Monitor sync status after creation and periodically in production. The detailed_state field tells you whether the pipeline is initializing, running, or failed.

“Which mode fits my workload?”

# Snapshot -- one-time full copy
# Best for: initial data load, small reference tables, historical backfills
# 10x more efficient than incremental if modifying >10% of data
# Triggered -- on-demand scheduled sync
# Best for: dashboards refreshed hourly/daily, batch reporting tables
# Requires CDF on source table
# Continuous -- real-time streaming
# Best for: live apps, feature stores, real-time dashboards
# Highest cost, minimum 15s intervals, requires CDF on source table

Start with Triggered for most use cases. Move to Continuous only when your application genuinely needs sub-minute latency from the lakehouse to the serving layer.

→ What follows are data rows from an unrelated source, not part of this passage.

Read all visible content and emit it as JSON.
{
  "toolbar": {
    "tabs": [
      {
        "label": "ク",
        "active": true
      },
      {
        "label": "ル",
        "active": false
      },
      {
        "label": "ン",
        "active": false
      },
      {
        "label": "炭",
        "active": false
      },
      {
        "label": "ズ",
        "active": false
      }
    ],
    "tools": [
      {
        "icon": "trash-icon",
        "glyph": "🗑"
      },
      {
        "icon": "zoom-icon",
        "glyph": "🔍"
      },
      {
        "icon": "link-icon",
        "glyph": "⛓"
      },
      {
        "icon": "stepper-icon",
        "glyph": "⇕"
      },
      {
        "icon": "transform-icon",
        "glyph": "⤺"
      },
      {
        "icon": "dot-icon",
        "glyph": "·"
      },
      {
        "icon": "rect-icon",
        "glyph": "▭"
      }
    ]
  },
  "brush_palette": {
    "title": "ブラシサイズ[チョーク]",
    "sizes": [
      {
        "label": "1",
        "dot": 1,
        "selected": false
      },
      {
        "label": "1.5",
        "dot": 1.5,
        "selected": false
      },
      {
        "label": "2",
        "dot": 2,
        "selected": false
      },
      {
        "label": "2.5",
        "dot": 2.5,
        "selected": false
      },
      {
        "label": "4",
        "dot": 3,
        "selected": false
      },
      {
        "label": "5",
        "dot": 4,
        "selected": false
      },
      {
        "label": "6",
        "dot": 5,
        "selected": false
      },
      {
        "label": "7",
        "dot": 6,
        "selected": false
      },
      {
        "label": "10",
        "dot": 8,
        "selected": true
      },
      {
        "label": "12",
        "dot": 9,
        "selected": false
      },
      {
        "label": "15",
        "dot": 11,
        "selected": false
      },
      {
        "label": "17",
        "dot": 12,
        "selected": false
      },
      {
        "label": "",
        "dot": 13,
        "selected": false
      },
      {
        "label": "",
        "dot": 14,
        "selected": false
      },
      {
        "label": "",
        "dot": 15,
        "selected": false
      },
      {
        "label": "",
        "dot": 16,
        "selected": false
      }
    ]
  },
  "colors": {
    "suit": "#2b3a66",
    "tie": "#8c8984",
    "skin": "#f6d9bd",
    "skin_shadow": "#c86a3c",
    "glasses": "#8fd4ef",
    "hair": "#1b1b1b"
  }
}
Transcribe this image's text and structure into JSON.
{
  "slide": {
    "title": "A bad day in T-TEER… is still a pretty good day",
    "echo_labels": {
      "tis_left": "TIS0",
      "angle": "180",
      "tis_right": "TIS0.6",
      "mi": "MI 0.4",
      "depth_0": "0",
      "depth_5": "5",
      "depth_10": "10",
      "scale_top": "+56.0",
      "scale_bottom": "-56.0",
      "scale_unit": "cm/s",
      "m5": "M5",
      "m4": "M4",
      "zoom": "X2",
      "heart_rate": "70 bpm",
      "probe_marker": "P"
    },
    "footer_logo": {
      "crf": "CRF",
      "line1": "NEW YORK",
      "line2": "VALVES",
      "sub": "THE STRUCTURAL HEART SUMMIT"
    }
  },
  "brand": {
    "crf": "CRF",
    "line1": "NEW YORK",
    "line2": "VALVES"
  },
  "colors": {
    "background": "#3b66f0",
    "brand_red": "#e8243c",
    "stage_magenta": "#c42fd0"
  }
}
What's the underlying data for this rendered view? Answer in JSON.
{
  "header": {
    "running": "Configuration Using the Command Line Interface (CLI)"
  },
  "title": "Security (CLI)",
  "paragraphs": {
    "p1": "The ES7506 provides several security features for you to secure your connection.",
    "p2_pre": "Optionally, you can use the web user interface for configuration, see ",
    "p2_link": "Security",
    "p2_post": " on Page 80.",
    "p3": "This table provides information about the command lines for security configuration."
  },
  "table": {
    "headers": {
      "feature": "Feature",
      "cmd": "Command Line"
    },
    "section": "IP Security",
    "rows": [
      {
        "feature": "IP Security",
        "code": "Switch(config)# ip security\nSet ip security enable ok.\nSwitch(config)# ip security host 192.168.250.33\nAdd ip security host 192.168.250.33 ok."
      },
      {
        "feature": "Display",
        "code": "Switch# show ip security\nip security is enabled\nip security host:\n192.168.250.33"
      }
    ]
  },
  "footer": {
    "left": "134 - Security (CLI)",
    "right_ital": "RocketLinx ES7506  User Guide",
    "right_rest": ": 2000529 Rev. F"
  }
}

  • Forgetting to enable CDF — creating a Triggered or Continuous synced table against a source without Change Data Feed produces an immediate error. Enable CDF on the source table first.
  • Non-additive schema changes on streaming syncs — Triggered and Continuous modes support only additive schema evolution (adding columns). Renaming or removing columns requires deleting and recreating the synced table.
  • Exceeding connection limits — each synced table uses up to 16 connections. If your Lakebase compute has a low max-connection limit, a handful of synced tables can exhaust it. Factor synced table connections into your compute sizing.
  • Trying to write to synced tables — synced tables are read-only in Lakebase. The sync pipeline owns the data. If your app needs to write additional columns or rows, create a separate table and join at query time.